La institución de los afectos La tercera película de Lisa Cholodenko no es el título ideal para quienes sostenían antes del 15 de julio que el casamiento de personas del mismo sexo y el derecho de adopción no eran otra cosa que la intromisión de Lucifer en los pasillos y recintos del Congreso de la Nación. En Mi familia, dos adolescentes han crecido toda la vida con sus madres, y nada indica que estas criaturas sean proclives a conductas aberrantes. En sólo una escena, Cholodenko destituye la desconfianza del prejuicioso y el retrógrado: el diálogo durante una cena típicamente familiar destila normalidad; son una familia feliz. Pero habrá una intrusión y el orden familiar se alterará por un tiempo. El padre genético de los dos jóvenes, donante de esperma, aparecerá en escena.
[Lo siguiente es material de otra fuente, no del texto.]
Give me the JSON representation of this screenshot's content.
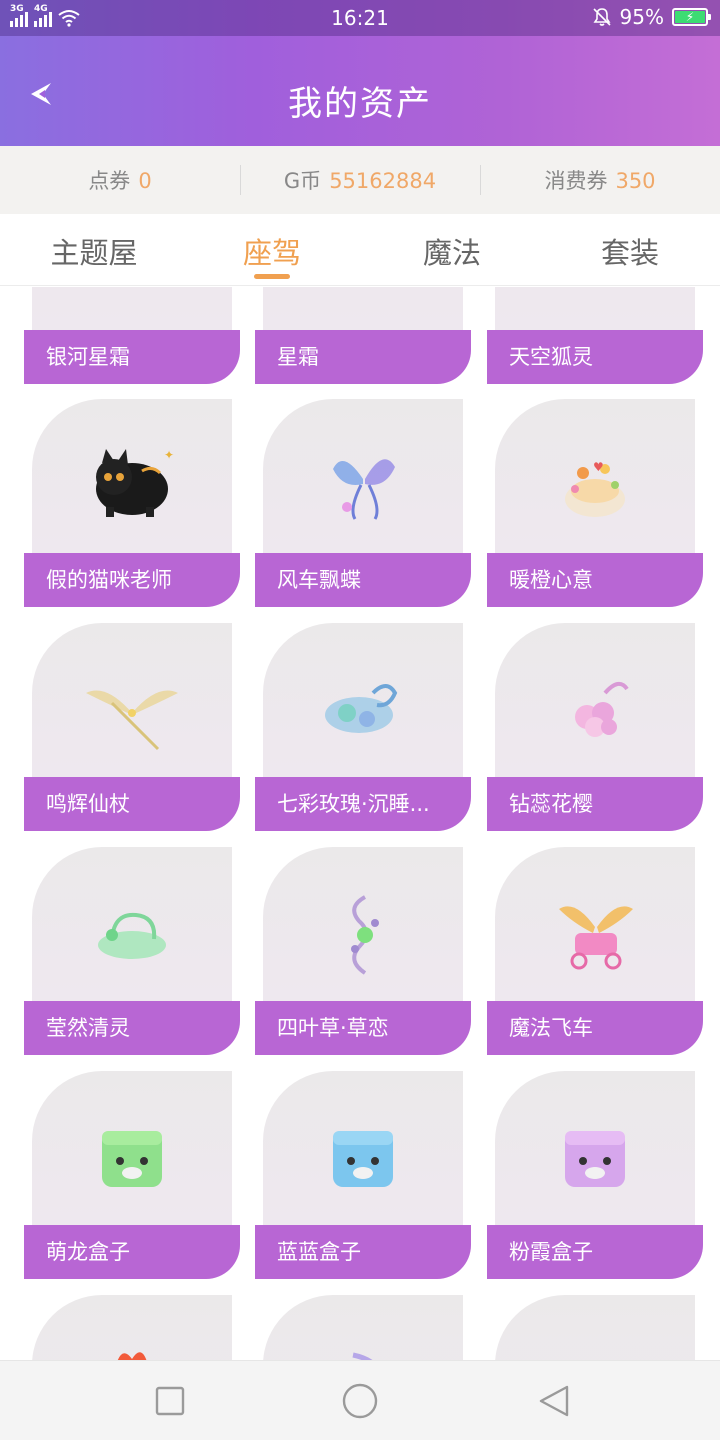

La curiosidad del varón de la casa lo llevará a contactar al semental solidario, un cuarentón solitario y seductor, dueño de un restaurante cuyas verduras orgánicas vienen de su propia huerta. Un hacedor que, frente a la pareja intelectual lésbica, aportará a la economía libidinal de la casa un toque de perversión. Así descrita, Mi familia parece un drama típico del cine indie estadounidense, pero no lo es, pues se trata más bien de una comedia secretamente conservadora en donde la institución familiar permanece incólume y prevalece sobre el deseo de sus personajes. Su legítima política de la identidad se contrapone con su oblicuo pero efectivo desdén de clase (su otra política): el padre y un jardinero latino no gozarán de misericordia alguna. Uno será un bruto, el otro un “adicto”. Mi familia se sostiene en sus intérpretes. Julianne Moore, Annette Bening y Mark Ruffalo están perfectos. En un pasaje central en el que se discute la superioridad de las carnes argentinas y se celebra la música de Joni Mitchell, el filme condesa todas sus virtudes: incluso allí, Cholodenko se desmarca de la potencial sitcom que acecha su película y despliega un gran instante de cine.